International career
- Northern Ireland U19 / 10 / (0)
- 2008–2010: Northern Ireland U21 / 10 / (0)

= Johnny Flynn (footballer) =

Northern Irish footballer (born 1989)

Jonathan Joseph Flynn (born 18 November 1989) is a Northern Irish former professional footballer who played as a defender. Flynn began his career at Ballymena United, and later moved to Blackburn Rovers, where he failed to make a first-team appearance. He spent a short loan spell at Accrington Stanley in League Two, and between 2010 and 2012, he played for Ross County in the Scottish First Division before later moving to Falkirk.

Flynn has been capped by Northern Ireland at under-21 level.

He moved to Cliftonville for the 2014–15 season.

==Club career==

===Ballymena United===
Flynn began his professional career in his native Northern Ireland with Ballymena United, after being spotted by Belfast-based scout Dominic McEnhill playing in the Down and Connor League for Newhill U16s. He was then spotted by Blackburn Rovers club scout Barry Hunter in late 2007, signing for the Lancashire club in January 2008.

===Blackburn Rovers===
The defender spent two years at Rovers and during this time failed to make a competitive appearance for the club. Flynn had two loan spells at Chester City and Accrington Stanley in the 2009–10 season.

===Ross County===
Flynn signed for Ross County in the summer of 2010 but only managed to make 23 appearances in his two seasons at Victoria Park, scoring 4 goals. including one that secured County's First Division status in the 2010–11 season against Falkirk, who he would eventually sign for in the summer of 2012.

===Falkirk===
Flynn signed for Falkirk from Ross County in the summer of 2012 for a nominal fee. He made his debut for the club in the Challenge Cup against Stirling Albion on 28 July 2012.

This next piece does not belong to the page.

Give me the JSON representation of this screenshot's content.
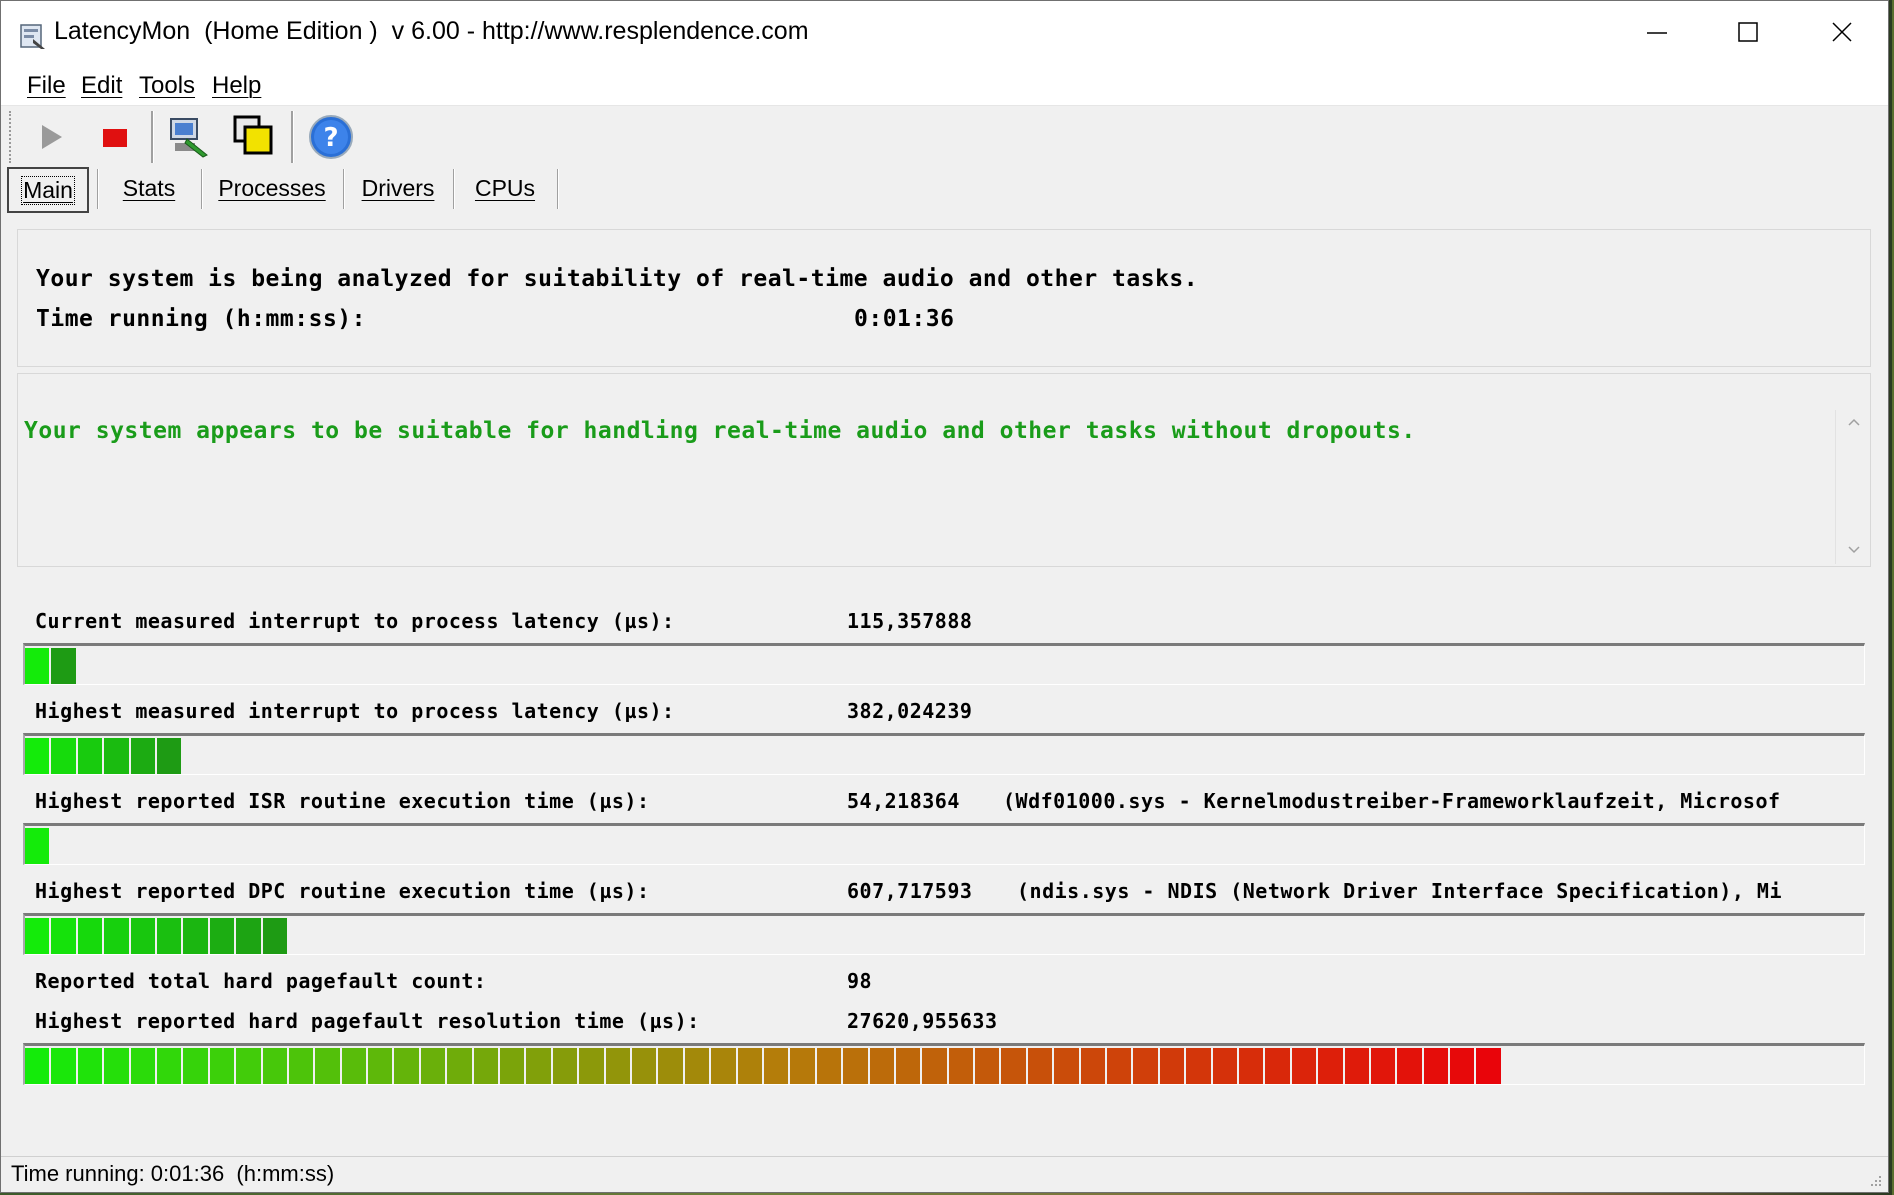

Flynn was a first-team regular in his first season at Falkirk, and after a nervy first few games, developed a solid defensive partnership with the vastly experienced club captain Darren Dods. In his second season, with the arrival of Will Vaulks and David McCracken, he found himself more frequently as back-up on the bench. Flynn did however start all four of Falkirk's Scottish Premiership play-off games; he was heavily praised for his performances in these matches, in particular the quarter final second leg 3–1 victory after extra time (4–3 agg.) against Queen of the South on 10 May 2014. Fans were widely impressed and grateful for Flynn's professionalism in the play-off matches, having been on the bench for most of the season and having already agreed a deal to sign for Cliftonville for the following season. Flynn's last appearance in a Falkirk shirt was to be in the play-off semi-final second leg defeat to Hamilton Academical on 18 May 2014.

===Cliftonville===
Flynn signed a pre-contract with Cliftonville in March 2014 and will join them for the 2014–15 season. Flynn was also to set up his own football coaching business 'JF Football Fitness' on his return to Northern Ireland.

===Ballymena, Portadown and Retirement===
Flynn would have spells with Ballymena and later Portadown, before then retiring mid season due to injury.